Sandra L. Wong, MD MS, SSO Treasurer, served as the lead author for the publication, “Sentinel Lymph Node Biopsy and Management of Regional Lymph Nodes in Melanoma: American Society of Clinical Oncology and Society of Surgical Oncology Clinical Practice Guideline Update” published in the December Online First edition of Annals of Surgical Oncology.

This publication was part of a continuing collaborative effort between ASCO and SSO to update the 2012 joint guideline. An expert panel was reconvened to address results from highly anticipated randomized controlled trials addressing the important question of regional nodal management following a positive sentinel lymph node biopsy. Two major recommendations were updated using a rigorous methodologic process including a systematic literature review.

The first recommendation addresses specific indications to assure appropriateness of SLN biopsy, noting the importance of avoiding overutilization of the procedure in patients with a very low likelihood of having regional nodal disease. Indications for sentinel lymph node biopsy to include intermediate thickness melanoma were affirmed. The guideline was updated to reflect changes in the AJCC staging system (8th edition) and while SLN biopsy for patients with thin melanoma classified as T1a is not recommended, SLN biopsy may be considered for T1b lesions (defined as 0.8 to 1.0 mm Breslow thickness or <0.8 mm Breslow thickness with ulceration).

Secondly, following a positive SLN biopsy, completion lymph node dissection (CLND) or careful observation may be considered for patients with low-risk micrometastatic disease. For higher risk patients, observation may be considered after discussion about the potential risks and benefits of foregoing CLND.  This second recommendation is very timely, taking new practice changing data into account and updating the prior guideline recommendation (which was to perform CLND when SLN biopsy is positive).
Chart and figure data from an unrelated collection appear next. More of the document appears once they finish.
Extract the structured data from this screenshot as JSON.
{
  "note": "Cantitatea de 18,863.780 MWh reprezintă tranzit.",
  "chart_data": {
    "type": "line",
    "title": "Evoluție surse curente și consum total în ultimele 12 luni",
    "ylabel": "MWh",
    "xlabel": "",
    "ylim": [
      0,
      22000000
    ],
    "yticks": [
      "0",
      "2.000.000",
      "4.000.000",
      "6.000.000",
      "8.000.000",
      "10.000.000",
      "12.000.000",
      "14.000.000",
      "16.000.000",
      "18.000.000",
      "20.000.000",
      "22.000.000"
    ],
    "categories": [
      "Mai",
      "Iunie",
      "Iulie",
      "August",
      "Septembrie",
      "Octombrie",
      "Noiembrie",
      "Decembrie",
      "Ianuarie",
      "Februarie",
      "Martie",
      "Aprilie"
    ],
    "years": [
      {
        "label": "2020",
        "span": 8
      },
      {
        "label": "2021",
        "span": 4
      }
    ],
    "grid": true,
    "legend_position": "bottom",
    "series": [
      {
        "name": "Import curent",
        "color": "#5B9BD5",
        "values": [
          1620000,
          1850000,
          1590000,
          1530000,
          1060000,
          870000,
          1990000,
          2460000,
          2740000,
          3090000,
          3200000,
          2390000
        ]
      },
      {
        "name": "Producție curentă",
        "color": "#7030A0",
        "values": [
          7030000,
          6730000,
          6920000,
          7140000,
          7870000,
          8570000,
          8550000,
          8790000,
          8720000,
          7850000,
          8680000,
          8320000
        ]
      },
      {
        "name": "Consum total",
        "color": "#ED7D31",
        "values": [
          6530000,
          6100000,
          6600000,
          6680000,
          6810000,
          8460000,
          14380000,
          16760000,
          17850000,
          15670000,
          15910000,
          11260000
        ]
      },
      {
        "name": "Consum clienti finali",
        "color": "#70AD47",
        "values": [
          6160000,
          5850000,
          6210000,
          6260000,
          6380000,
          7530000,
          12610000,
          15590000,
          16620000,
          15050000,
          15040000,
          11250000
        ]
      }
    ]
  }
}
Dr. Wong stated, “We were gratified to be able to convene a group of melanoma experts to review new data in a timely fashion and allow the ASCO-SSO guideline to guide truly contemporary clinical practice.” Other SSO members on the expert panel include the following: Charlotte Ariyan, MD, Charles Balch, MD, Keith Delman, MD, Mark Faries, MD, Marc Moncrieff, MD, and Jonathan Zager, MD.